In this March 20, 2014 file photo provided by the Australia Defence Department, Royal Australian Air Force Loadmasters launch a Self Locating Data Marker Buoy from a C-130J Hercules aircraft in the southern Indian Ocean for search of Malaysia plane missing
A massive hunt for the missing Malaysia Airlines plane resumed today, on the 28th day, with newly mobilised underwater search effort.
Up to 10 military planes, three civil jets and 11 ships will join the search for flight MH370, reports the Star, a Malaysian English daily, quoting China's Xinhua news agency.
Australian navy vessel Ocean Shield and British oceanographic vessel HMS Echo have been tasked with underwater operations, the daily reported.
An area of about 217,000 square kilometres, 1,700 kilometres northwest of Perth will be scanned with the aid of fair weather conditions, the Australian Maritime Safety Authority (AMSA) said.
Ocean Shield equipped with a US towed pinger locator and HMS Echo will continue scouring a single 240 kilometre underwater track converging on each other.
The sub-surface search was launched on Friday in an attempt to recover the plane's black box that contains a pinger with a battery life of 30 days after a crash.
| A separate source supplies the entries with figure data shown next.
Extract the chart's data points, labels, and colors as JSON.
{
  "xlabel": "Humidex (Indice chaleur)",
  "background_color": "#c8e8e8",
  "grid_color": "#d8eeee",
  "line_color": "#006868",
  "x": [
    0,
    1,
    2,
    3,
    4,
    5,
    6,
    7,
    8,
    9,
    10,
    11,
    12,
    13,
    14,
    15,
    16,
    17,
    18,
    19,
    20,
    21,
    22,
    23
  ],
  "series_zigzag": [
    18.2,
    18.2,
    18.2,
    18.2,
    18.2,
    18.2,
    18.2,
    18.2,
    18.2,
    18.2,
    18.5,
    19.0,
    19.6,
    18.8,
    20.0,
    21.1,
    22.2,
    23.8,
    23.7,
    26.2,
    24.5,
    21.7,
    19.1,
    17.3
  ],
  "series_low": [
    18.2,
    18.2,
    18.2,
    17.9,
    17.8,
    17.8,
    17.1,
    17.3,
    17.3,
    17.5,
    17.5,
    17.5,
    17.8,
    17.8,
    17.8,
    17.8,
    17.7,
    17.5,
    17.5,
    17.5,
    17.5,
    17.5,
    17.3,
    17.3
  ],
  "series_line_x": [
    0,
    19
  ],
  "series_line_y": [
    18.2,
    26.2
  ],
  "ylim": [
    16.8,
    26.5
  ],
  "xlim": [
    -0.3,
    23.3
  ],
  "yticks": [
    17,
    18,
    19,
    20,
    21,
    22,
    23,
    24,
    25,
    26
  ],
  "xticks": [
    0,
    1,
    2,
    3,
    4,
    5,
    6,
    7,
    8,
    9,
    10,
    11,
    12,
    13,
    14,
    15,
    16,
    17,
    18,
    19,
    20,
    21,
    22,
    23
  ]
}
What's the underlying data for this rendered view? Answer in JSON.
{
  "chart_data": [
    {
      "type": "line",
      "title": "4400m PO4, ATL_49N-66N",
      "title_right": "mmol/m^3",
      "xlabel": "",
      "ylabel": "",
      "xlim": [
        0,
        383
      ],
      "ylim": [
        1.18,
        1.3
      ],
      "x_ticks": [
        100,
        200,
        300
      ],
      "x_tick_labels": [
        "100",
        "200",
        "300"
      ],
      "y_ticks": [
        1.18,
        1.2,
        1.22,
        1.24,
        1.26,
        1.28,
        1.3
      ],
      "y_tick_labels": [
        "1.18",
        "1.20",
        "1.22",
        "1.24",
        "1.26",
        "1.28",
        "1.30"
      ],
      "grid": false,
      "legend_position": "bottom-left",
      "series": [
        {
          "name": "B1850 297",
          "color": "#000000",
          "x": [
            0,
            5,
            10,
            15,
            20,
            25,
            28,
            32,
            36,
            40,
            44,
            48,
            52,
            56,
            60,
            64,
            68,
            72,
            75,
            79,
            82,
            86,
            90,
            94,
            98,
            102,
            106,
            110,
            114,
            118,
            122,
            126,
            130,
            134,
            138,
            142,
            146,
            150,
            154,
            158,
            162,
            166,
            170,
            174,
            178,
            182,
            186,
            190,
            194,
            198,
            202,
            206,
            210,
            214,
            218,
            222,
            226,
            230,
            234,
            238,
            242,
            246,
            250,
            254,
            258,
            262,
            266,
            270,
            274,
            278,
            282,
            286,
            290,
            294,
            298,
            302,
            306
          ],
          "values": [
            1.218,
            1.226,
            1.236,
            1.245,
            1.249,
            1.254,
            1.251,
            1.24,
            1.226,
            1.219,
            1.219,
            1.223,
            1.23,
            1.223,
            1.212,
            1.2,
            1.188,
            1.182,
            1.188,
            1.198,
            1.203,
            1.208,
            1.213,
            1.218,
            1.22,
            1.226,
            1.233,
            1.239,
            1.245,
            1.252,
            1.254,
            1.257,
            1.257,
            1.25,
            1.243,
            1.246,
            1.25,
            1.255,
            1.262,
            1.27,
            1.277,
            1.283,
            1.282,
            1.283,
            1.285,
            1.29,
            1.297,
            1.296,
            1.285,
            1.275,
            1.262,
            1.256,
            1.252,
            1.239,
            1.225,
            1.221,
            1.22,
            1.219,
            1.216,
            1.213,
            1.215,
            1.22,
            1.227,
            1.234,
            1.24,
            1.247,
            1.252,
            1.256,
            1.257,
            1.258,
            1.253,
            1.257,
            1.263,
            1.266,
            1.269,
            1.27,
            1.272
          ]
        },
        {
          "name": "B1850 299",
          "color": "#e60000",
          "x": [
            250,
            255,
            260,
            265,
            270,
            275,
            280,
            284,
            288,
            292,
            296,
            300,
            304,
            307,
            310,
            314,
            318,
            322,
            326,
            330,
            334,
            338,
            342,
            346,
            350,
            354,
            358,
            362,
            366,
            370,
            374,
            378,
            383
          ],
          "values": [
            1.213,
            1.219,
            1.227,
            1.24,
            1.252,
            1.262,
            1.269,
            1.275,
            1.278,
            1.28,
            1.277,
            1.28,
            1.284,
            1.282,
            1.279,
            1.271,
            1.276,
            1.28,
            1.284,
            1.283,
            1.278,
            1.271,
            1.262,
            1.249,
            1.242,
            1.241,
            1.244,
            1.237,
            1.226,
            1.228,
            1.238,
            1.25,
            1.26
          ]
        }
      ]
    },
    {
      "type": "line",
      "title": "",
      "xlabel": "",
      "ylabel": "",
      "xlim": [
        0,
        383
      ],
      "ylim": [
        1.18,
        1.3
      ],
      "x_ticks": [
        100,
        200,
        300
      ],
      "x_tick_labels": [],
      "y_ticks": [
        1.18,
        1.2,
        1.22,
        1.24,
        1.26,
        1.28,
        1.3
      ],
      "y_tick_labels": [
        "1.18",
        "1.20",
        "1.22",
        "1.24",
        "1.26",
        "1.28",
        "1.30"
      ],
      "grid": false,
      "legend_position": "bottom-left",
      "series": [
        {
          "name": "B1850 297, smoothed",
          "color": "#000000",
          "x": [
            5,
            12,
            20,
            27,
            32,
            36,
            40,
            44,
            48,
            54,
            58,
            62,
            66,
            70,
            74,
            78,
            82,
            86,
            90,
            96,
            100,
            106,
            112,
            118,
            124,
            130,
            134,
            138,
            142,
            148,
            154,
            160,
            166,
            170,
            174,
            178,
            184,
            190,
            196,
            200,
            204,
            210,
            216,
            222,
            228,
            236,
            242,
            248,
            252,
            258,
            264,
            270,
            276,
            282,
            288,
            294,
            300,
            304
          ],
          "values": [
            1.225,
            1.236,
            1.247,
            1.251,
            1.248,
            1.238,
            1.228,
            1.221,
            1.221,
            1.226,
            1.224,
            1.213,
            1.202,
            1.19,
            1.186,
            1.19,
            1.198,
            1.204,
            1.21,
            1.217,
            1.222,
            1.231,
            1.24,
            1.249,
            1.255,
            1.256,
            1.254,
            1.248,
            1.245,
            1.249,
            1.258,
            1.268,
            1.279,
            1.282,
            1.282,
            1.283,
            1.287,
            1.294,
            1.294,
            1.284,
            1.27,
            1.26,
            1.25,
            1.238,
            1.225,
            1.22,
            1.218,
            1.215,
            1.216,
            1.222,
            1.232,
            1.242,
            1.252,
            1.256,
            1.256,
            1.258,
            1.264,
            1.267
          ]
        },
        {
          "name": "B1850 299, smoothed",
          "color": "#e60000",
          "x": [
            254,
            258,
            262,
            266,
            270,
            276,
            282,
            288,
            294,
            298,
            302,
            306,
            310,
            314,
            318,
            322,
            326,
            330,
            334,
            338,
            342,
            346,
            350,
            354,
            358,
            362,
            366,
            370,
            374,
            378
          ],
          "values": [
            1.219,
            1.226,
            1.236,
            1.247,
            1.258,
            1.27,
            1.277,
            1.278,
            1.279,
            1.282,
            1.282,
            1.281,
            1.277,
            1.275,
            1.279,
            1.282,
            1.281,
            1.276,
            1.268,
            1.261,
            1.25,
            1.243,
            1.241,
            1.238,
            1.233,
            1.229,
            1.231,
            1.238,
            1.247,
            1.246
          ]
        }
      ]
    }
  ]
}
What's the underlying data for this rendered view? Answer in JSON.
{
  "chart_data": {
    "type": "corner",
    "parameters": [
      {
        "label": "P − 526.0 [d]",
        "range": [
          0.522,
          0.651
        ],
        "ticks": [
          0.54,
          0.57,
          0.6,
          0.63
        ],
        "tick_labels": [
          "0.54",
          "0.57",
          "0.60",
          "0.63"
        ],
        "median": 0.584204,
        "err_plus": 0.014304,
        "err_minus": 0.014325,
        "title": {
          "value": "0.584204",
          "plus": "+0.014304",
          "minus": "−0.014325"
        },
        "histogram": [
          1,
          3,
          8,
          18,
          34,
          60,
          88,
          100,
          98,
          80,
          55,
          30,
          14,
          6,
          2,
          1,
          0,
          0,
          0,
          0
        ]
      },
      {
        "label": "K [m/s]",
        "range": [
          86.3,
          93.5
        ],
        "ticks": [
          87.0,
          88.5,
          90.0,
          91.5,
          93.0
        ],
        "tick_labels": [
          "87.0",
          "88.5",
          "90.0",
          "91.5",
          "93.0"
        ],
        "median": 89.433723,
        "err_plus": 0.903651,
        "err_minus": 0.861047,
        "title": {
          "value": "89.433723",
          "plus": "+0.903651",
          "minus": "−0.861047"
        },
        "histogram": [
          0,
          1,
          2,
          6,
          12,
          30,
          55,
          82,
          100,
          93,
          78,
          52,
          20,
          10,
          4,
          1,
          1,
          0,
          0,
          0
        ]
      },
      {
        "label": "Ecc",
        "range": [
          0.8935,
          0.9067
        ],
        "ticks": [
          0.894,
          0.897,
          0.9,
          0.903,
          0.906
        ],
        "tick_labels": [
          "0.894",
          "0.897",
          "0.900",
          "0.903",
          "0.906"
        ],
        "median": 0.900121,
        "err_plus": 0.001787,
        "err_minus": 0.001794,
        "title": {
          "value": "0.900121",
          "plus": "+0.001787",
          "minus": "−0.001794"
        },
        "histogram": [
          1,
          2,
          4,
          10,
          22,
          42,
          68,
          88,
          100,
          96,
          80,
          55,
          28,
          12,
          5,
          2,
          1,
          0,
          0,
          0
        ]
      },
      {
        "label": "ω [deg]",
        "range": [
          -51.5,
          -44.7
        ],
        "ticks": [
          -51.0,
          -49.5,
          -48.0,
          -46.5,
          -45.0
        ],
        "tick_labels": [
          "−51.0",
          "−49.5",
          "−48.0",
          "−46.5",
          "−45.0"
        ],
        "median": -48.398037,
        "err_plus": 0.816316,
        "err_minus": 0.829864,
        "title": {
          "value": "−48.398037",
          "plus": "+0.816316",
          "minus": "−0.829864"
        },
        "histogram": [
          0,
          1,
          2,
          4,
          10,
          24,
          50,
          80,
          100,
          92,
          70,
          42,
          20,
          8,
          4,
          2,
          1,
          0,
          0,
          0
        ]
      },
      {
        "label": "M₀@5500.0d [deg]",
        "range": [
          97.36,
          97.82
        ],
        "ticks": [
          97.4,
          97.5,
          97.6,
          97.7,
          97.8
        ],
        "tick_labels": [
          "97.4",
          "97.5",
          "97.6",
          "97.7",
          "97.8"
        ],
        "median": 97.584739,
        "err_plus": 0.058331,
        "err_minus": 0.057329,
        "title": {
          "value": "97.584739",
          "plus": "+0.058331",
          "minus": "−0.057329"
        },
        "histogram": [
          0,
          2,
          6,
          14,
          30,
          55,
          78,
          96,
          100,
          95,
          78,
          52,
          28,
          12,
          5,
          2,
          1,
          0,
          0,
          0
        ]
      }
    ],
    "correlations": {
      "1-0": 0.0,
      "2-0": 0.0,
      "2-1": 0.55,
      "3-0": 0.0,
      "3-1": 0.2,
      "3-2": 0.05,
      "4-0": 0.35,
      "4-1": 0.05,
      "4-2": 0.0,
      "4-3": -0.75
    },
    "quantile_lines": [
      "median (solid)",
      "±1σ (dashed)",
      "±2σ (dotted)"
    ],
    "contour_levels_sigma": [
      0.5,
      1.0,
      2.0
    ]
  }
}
The towed pinger locator is capable of picking up emissions from the black box pinger up to 6,100 metres under sea surface while the Echo is fitted with an array of sensors and sidescan sonar for surveying the ocean floor.
MH370 with 239 people on board is believed to have crashed on March 8 in the southern Indian Ocean west of Perth, although no confirmed debris has been found from the plane.
"The underwater scan zone has been chosen based on analysis by the investigative team from five nations of the most likely aircraft track to where the aircraft might enter into the water," said Angus Houston, chief of Joint Agency Coordination Center (JACC) who leads the search.
Houstan said the visual search will go on as it may find wreckage on the surface that would result in the further narrowing down of the search area.